La fille aînée de celui qui est devenu un féroce critique du président Paul Kagame, Lys Rusesabagina, a appuyé les propos de son frère et appelé la communauté internationale à agir avant qu’il ne soit trop tard, tout comme Taciana Rusesabagina, l’épouse du citoyen de nationalité belge, qui a peur pour l’état de santé de son mari.

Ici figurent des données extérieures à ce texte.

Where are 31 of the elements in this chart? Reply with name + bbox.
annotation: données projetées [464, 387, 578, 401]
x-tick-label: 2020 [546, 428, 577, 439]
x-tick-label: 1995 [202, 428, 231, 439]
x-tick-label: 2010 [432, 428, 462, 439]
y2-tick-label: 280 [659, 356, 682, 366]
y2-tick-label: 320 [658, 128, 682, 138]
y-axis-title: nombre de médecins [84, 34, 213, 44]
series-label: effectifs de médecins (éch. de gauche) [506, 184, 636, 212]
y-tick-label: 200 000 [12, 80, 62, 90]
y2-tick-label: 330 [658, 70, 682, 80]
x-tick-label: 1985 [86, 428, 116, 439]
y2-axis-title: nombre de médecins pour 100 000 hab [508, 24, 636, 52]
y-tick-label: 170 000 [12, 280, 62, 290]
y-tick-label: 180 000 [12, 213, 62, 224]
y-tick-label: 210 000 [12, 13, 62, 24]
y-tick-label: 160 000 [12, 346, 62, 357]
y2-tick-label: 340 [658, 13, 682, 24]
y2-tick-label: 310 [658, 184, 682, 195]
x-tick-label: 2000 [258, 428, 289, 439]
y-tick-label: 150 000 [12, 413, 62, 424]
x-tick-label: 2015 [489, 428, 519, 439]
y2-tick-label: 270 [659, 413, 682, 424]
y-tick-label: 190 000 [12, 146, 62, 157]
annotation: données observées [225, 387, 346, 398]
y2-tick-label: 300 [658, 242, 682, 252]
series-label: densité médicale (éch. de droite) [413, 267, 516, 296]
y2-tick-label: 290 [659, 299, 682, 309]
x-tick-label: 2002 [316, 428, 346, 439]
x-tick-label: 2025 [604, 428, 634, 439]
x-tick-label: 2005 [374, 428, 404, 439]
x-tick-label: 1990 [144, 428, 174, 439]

Les avocats de Paul Rusesabagina, Mes Peter Choharis, Vincent Lurquin, Philippe Larochelle et Kate Gibson ont ensuite pris la parole. «Cela fait un an que nous n’avons pas de communication directe avec notre client, tandis que les communications indirectes sont rendues très difficiles. Il n’y a pas eu de confidentialité, de secret professionnel ou de procès équitable, les juges n’ont pas autorisé Paul Rusesabagina à être assisté par ses avocats internationaux», a rappelé Me Choharis, qui s’est néanmoins dit «optimiste» depuis les réactions des gouvernements des États-Unis et de Belgique, du Parlement européen et du Congrès américain à la condamnation.

«Nous avons demandé depuis le départ de faire un transfèrement, de faire en sorte qu’on puisse continuer le procès et l’instruction ici en Belgique. C’était les Rwandais qui nous avaient demandé d’ouvrir cette instruction. Elle est toujours en cours. Faisons en sorte de permettre à Paul Rusesabagina de venir en Belgique, d’avoir ce débat judiciaire», a plaidé Me Lurquin.

Les avocats ont par ailleurs expliqué qu’en cas de procédure judiciaire classique, ils seraient allés en appel, mais «n’ayant pas à faire à une cour indépendante», ils ignorent encore quelle pourrait être la solution. Ils poursuivent néanmoins plusieurs pistes en dehors du système rwandais et ont par exemple déposé une requête devant le Rapporteur spécial sur la torture des Nations unies.

L’ancien directeur de l’Hôtel des Mille Collines à Kigali a été reconnu coupable «d’avoir fondé et d’appartenir» au Front de libération nationale (FLN), groupe rebelle accusé d’avoir mené des attaques meurtrières au Rwanda en 2018 et 2019. La prison à vie avait été requise contre lui mais le tribunal a décidé «de réduire sa peine à 25 ans», a déclaré la juge Beatrice Mukamurenzi, soulignant que M. Rusesabagina «a reconnu certains des crimes et s’en est excusé» et qu’il s’agit de sa première condamnation.